After receiving a citation for wearing Google Glass while driving, California resident Cecilia Abadie took to her Google+ profile to debate the merits of the ticket and whether the law is contradictory. It's a discussion worth having.
Right now, the laws regulating the use of consumer technology while driving are pretty murky, and seem to be open to interpretation. As I covered last month, one Georgia state police officer who has issued more than 800 tickets already this year revealed that the law forbids the use of a "communications" device while driving, meaning police are supposed to ticket drivers for using apps like Google Maps or Apple Maps on a smartphone. However, GPS-only devices like those made by TomTom or Garmin are perfectly legal to use behind the wheel, even though they are just as, if not more, distracting to the driver.
In the comments section of her Google+ post, Abadie and others determined that the law she is charged with violating is meant to prevent the use of screens for video playback that can distract the driver. Glass can be used to watch video, and therefore poses a constant threat to the violation of this law.
One conflict brought up in the comments was that, if Glass is illegal to use while driving, then any device that can be mounted to a car's windshield, like a GPS device, must be as well. People have been mounting GPS devices for years, and vendors have legally sold the mounts for nearly as long as they've sold GPS devices.
But, as it turns out, GPS windshield mounts are actually illegal in most states. A 2012 post on the POI Factory blog combed through state laws on the matter, finding that most states do not allow drivers to mount devices to the windshield, and many of the states that do allow it have restrictions on the location of the mount. In the map below, courtesy of USA Today, red states do not allow GPS devices to be mounted on windshields, green states do, and yellow states allow them with restrictions.
In California, the law, which can be read here, includes this statement:
(2) A person shall not drive any motor vehicle with any object or material placed, displayed, installed, affixed, or applied in or upon the vehicle that obstructs or reduces the driver’s clear view through the windshield or side windows.

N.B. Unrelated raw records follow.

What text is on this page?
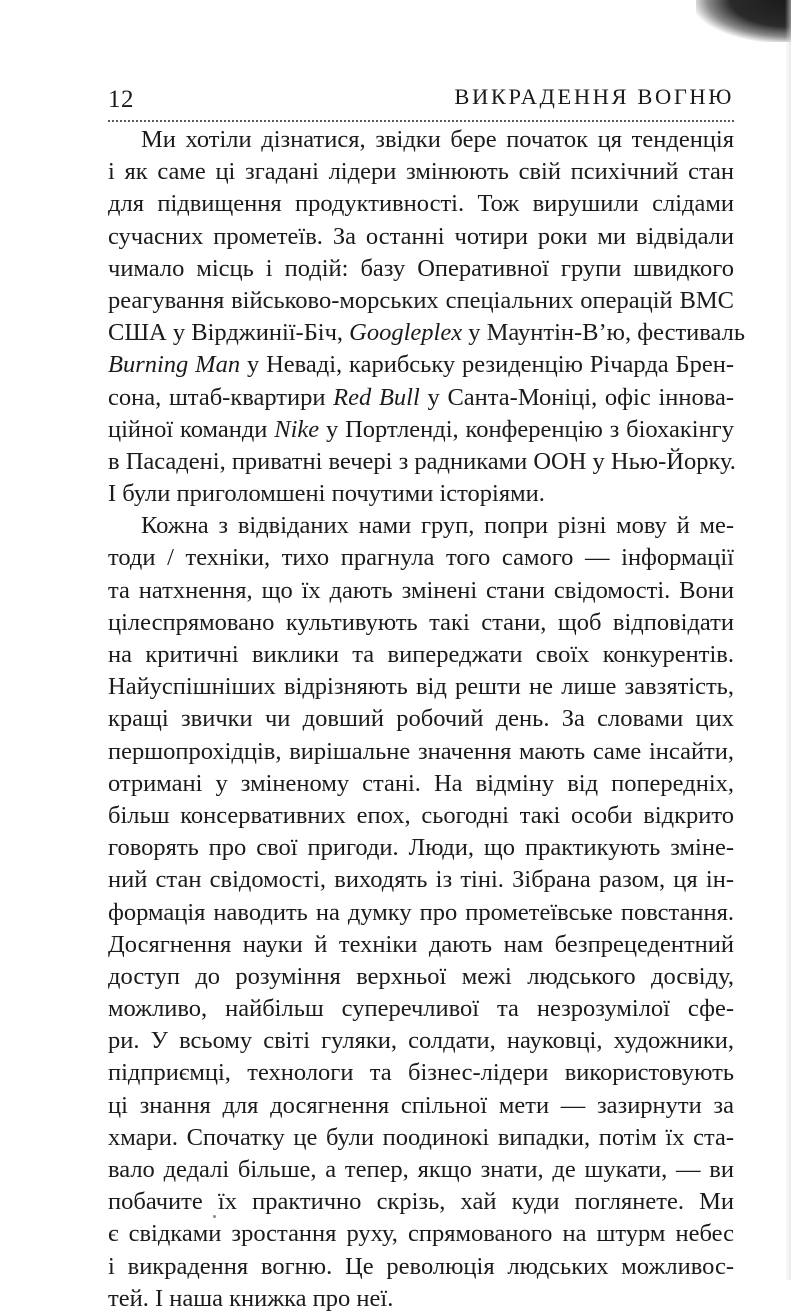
12	ВИКРАДЕННЯ ВОГНЮ
Ми хотіли дізнатися, звідки бере початок ця тенденція
і як саме ці згадані лідери змінюють свій психічний стан
для підвищення продуктивності. Тож вирушили слідами
сучасних прометеїв. За останні чотири роки ми відвідали
чимало місць і подій: базу Оперативної групи швидкого
реагування військово-морських спеціальних операцій ВМС
США у Вірджинії-Біч, Googleplex у Маунтін-В’ю, фестиваль
Burning Man у Неваді, карибську резиденцію Річарда Брен-
сона, штаб-квартири Red Bull у Санта-Моніці, офіс іннова-
ційної команди Nike у Портленді, конференцію з біохакінгу
в Пасадені, приватні вечері з радниками ООН у Нью-Йорку.
І були приголомшені почутими історіями.
Кожна з відвіданих нами груп, попри різні мову й ме-
тоди / техніки, тихо прагнула того самого — інформації
та натхнення, що їх дають змінені стани свідомості. Вони
цілеспрямовано культивують такі стани, щоб відповідати
на критичні виклики та випереджати своїх конкурентів.
Найуспішніших відрізняють від решти не лише завзятість,
кращі звички чи довший робочий день. За словами цих
першопрохідців, вирішальне значення мають саме інсайти,
отримані у зміненому стані. На відміну від попередніх,
більш консервативних епох, сьогодні такі особи відкрито
говорять про свої пригоди. Люди, що практикують змінe-
ний стан свідомості, виходять із тіні. Зібрана разом, ця ін-
формація наводить на думку про прометеївське повстання.
Досягнення науки й техніки дають нам безпрецедентний
доступ до розуміння верхньої межі людського досвіду,
можливо, найбільш суперечливої та незрозумілої сфе-
ри. У всьому світі гуляки, солдати, науковці, художники,
підприємці, технологи та бізнес-лідери використовують
ці знання для досягнення спільної мети — зазирнути за
хмари. Спочатку це були поодинокі випадки, потім їх ста-
вало дедалі більше, а тепер, якщо знати, де шукати, — ви
побачите їх практично скрізь, хай куди поглянете. Ми
є свідками зростання руху, спрямованого на штурм небес
і викрадення вогню. Це революція людських можливос-
тей. І наша книжка про неї.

The key phrase here is "in or upon the vehicle." Because the Glass device was placed in the vehicle, as it was on the driver's head, it may be in violation of the law.
This is where the debate will begin. The law forbids "any object or material...that obstructs or reduces the driver's clear view through the windshield or side windows." The question here is whether Glass actually obstructs a driver's vision. In this demo of Glass for navigation shot (perhaps illegally) by Phandroid, GPS navigation commands only appear when needed, and even when they do they are somewhat transparent. You could make the argument that Glass video playback is designed to make sure the driver can still see the road, and is a preferrable alternative to the wide-reach texting issue plaguing roads today.
However, the simple fact that Glass projects text, images and video could be enough to justify the law. That fear has already prompted authorities in the UK and some U.S. states to seek a ban on Glass behind the wheel.
Unfortunately, it looks like lawmakers are moving faster than the research, although there are those who are trying to study the safety effects of Glass while driving. After driving more than 1,500 miles while wearing the device, Glass Explorer Chris Barrett told Venture Beat in August that he thinks Glass could save lives if used in a wide capacity. Separately, Wichita State University professor and expert on driving distractions Jibo He announced in July that he was embarking on a study to gauge the impact of Glass on driving. At the time, he said results of the study will not be ready until November. Network World has reached out to him for comment, and will update this post if he responds.
Quite simply, whether Glass should be banned from use behind the wheel of the car depends entirely on what the research shows. As the New York Times has pointed out, the simple assumption is that Glass will prevent drivers from looking at their phones, and will subsequently drive more safely. But that doesn't account for any new distractions Glass may pose.
An interesting aspect of this research will be a comparison between Glass and the technology that manufacturers are putting in new cars today. Car ads of late sound more and more like consumer tech ads, touting hands-free and Bluetooth integration with smartphones alongside increasingly large touchscreen dashboard displays. This is the auto industry's attempt at resolving the texting-and-driving issue while simultaneously boosting sales. If Glass is safer, the ban on Glass behind the wheel may become a lot more important to the auto industry.